What I found out with my bobcat mini ex and the hammer is that I have to cut the motor off then cut the ignition key back on then turn on all circuitry, then work each lever or button switch twice while I sing "Climb every mountain". If I hold my mouth just right all pressure is released. However, I usually tap them using an adjustable wrench and hammer and use an adjustable wrench and wrecking bar to reassemble for the point Larry makes. As long as I release pressure on my farm equipment before disconnecting hoses, I never have any issues with connections.


----------



## broadriverhay (Jun 13, 2014)

The proper Oring size is 13/16” X 1 1/16”X 1/8” Part no. 2-211N674-70. Actual measurements are .796 “ ID and .139” cross section. That is a Parker part number.


----------



## dvcochran (Oct 1, 2017)

Tx Jim said:


> If the quick couplers on my M7040 leaked with male tip installed I would try replacing o-ring/back up washer with correct parts from a Kubota seal kit(3C001-97270) @ $7.10 each rather than generic o-rings


Jim,

Where did you find this number? I see nothing when searching under M9000's.

Thanks, I will order 4 sets since I am pretty sure there are no back up washers in there. Didn't even know they were a thing.

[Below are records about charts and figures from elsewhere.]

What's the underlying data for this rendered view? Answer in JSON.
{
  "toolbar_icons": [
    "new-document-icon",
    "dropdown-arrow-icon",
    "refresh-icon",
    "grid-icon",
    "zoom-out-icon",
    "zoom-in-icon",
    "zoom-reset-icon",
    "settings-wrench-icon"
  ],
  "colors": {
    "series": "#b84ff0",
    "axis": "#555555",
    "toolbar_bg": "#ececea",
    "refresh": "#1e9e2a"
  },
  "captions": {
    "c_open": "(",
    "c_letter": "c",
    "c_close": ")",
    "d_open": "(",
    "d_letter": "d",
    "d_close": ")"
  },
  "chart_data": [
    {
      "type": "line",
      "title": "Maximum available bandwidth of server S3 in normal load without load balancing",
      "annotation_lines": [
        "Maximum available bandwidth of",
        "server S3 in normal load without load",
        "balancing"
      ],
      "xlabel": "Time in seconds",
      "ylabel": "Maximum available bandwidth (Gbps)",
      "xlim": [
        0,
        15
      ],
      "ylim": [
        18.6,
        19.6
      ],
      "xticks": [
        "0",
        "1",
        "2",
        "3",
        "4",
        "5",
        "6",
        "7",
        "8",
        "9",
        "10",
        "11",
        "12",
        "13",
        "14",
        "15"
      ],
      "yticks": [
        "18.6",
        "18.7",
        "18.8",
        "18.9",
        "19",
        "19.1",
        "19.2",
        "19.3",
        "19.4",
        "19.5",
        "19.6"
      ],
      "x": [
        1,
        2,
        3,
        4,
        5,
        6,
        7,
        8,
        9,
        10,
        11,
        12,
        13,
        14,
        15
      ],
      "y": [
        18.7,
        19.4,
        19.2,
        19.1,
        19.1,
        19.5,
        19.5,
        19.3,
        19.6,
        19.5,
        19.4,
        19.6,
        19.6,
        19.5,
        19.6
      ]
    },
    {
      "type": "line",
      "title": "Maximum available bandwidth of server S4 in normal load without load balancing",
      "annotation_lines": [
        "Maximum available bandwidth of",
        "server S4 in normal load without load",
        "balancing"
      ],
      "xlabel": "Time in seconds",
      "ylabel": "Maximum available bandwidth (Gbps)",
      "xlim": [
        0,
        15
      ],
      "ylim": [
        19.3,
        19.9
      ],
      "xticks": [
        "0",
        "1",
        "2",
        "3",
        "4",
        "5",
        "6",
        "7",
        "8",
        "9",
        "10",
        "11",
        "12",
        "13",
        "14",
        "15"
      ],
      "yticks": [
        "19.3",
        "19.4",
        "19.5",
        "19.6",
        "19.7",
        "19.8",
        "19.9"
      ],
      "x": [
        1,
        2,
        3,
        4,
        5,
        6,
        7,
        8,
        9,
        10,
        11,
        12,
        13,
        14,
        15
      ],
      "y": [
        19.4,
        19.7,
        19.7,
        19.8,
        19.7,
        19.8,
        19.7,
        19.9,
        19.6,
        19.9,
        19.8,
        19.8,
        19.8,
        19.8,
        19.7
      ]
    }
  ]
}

I checked Coleman's and Messick and neither show an exploded view. Do you where I can find one?


----------



## Tx Jim (Jun 30, 2014)

Sorry for confusion but I couldn't locate o-ring for hyd coupler in M9000 parts catalog either. Part # I posted is for my M7040.


----------



## broadriverhay (Jun 13, 2014)

The oring size I posted is for quick couplers for 3rd function and similar connectors.


----------



## slowzuki (Mar 8, 2011)

Kubota only seems to use about 3 or 4 types of couplers on their various models. I’ve used m-135x couplers on my m-120, look identical in every way.


----------